Be scared…very, very scared. I’m not talking about Halloween, when ghosts and goblins abound. I’m talking about something even more frightening. I’m talking about the mass eradication of cats in the environment.

There are many reasons to be horrified. One is the notion that some conservationists, who call for the mass removal of cats, state they want them treated humanely. Meanwhile, they give ghoulish nods to trapping, snaring, shooting, and poisoning cats.

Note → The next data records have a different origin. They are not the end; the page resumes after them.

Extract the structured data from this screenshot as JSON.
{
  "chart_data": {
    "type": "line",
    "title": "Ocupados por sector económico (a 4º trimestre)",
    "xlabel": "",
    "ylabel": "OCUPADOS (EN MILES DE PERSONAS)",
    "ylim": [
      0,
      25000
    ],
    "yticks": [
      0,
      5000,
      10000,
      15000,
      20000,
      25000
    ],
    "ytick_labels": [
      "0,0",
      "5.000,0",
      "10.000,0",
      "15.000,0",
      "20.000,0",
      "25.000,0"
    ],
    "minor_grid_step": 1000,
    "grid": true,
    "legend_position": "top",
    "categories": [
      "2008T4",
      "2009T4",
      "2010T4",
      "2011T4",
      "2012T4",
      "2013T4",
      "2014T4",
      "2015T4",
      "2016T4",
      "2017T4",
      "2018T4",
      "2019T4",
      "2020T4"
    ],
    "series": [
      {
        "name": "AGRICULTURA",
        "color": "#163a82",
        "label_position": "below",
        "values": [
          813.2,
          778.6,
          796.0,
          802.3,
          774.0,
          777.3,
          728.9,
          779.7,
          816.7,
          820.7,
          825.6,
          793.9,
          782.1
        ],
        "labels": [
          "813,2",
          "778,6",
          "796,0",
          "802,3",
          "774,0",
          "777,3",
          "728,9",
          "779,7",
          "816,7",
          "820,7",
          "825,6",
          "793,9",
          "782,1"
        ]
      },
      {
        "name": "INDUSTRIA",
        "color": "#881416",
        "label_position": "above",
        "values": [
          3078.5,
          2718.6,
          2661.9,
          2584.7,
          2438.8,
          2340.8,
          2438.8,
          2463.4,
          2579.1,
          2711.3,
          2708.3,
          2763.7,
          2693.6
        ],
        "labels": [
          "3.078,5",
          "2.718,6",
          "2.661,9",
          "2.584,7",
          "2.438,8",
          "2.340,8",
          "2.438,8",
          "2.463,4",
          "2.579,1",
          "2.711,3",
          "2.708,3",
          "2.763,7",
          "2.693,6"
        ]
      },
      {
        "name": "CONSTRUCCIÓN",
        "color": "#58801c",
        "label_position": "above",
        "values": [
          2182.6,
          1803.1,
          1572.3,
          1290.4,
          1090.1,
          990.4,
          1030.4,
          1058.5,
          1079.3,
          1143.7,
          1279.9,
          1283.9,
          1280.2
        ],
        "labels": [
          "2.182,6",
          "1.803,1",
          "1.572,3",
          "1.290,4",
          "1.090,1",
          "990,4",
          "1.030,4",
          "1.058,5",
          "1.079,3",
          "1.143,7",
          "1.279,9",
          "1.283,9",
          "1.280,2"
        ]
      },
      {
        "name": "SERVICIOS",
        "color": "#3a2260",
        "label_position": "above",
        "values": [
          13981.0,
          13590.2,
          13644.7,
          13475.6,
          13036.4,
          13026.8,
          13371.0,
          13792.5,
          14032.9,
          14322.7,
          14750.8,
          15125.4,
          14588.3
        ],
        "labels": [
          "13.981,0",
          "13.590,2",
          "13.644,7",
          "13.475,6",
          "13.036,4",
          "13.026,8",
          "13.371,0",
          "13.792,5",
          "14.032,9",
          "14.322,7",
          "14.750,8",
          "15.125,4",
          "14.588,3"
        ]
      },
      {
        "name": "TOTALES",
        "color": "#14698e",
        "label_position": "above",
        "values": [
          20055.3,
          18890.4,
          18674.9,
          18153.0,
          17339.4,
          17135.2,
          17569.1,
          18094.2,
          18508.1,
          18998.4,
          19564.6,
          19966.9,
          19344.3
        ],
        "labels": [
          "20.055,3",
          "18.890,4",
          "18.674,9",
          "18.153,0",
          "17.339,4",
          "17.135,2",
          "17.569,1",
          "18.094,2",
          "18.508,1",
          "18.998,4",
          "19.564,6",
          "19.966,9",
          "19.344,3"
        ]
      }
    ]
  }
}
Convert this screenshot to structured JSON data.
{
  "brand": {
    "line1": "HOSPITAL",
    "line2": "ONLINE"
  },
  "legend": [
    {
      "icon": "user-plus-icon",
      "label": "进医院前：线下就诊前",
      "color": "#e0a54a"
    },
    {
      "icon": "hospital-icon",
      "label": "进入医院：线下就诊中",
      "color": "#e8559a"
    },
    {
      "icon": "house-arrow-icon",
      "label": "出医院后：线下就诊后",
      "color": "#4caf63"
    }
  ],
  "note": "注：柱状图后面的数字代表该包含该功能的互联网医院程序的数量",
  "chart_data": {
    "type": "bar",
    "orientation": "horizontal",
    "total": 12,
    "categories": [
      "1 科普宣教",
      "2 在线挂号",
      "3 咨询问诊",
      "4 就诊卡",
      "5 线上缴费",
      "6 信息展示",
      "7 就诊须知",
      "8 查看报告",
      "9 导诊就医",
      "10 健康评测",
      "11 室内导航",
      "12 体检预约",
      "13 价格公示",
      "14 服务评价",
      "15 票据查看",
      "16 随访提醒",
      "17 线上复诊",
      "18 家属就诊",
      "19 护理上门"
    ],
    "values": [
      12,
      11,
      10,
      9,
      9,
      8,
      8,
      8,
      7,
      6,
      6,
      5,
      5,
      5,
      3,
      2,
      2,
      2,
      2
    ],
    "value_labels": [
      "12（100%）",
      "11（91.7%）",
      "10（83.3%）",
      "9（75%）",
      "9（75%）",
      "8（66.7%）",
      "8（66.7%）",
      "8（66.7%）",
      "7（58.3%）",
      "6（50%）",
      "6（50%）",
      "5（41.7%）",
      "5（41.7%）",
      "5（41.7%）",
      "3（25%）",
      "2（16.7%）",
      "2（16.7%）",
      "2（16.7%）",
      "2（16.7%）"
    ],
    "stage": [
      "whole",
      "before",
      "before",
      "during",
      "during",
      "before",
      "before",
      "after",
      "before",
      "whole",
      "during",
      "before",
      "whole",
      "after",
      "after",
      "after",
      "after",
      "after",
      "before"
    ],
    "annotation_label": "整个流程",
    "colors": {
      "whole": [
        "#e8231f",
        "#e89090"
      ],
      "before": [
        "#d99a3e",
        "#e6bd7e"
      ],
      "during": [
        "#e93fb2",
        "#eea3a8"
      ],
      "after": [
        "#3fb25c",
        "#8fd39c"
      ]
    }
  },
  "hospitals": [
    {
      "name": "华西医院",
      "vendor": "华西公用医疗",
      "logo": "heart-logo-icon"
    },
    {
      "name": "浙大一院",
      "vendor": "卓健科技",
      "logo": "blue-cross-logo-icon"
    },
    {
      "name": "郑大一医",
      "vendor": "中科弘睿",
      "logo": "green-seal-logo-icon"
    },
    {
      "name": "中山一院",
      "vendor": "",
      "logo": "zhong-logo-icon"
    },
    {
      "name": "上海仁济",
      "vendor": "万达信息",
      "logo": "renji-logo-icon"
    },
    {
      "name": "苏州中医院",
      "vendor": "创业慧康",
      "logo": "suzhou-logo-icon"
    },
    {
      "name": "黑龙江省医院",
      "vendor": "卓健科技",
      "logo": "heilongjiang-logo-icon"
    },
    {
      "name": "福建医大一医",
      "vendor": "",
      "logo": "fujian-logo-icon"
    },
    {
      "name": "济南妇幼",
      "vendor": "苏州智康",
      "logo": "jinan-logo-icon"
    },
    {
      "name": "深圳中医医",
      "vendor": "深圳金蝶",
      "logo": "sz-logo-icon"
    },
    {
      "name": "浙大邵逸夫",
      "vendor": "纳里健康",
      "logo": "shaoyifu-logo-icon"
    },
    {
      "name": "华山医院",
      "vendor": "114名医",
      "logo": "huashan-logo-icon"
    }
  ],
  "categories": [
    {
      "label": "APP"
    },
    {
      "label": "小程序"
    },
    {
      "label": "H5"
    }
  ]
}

So why do some conservationists support getting rid of outdoor cats? They believe the number of unowned cats is on the rise, despite the fact that there are no credible calculations of unowned cats in the United States, and there’s nothing to suggest that outdoor cats are increasing. In fact, 80 percent of cats living in U.S. households are neutered, and Trap-Neuter-Return (TNR) and Shelter-Neuter-Return programs are at all-time highs, as are the number of owners who keep their cats indoors.

These conservationists also blame cats for 33 global wildlife extinctions on islands, where numerous predator species, other than cats, were also introduced. The existence of multiple predators makes it impossible to point to any one species as the cause of the extinction. Out of 80 predation studies, none demonstrated reduced bird populations due to cats.

The Royal Society for the Protection of Birds says, “It is likely that most of the birds killed by cats would have died anyway from other causes before the next breeding season, so cats are unlikely to have a major impact on populations.”

The organization’s former director of conservation—not a cat fan, by the way—responded to calls for free-roaming cat eradication by saying, “If you look at all the conservation issues in the country, [predation by cats] comes quite low down the list.…Once you have sorted out climate change, agriculture, overfishing, water pollution, over-abstraction, and illegal killing of birds of prey, then maybe we will come on to the cats.”

The most chilling notion promoted by some conservationists, however, is that you should kill one species to save another. This idea has left millions of dead bodies in its wake. In 2013 alone, four million animals were killed in the name of wildlife management, many of them birds.

Calls for killing cats, and other species, must stop. Americans love cats and wildlife, and they want them both protected. They don’t want conservationists wasting time, money, and energy on plans that open the door for more killings. They want compassion and trustworthy science, not flawed data and speciesism.

Fortunately, a growing group, who call themselves compassionate conservationists, recognizes that wildlife protection must be based on sound science and altruism, not on pitting one species against another. Their guiding principles are to recognize the sentient and inherent worth of all animals.

The horror of kill conservation must end. This three-headed monster has gorged long enough on the trapped, snared, shot, poisoned, broken, and battered bodies of helpless wild animals and cats. It’s time to toss it into the garbage with all the other leftover Halloween tricks and call it a day.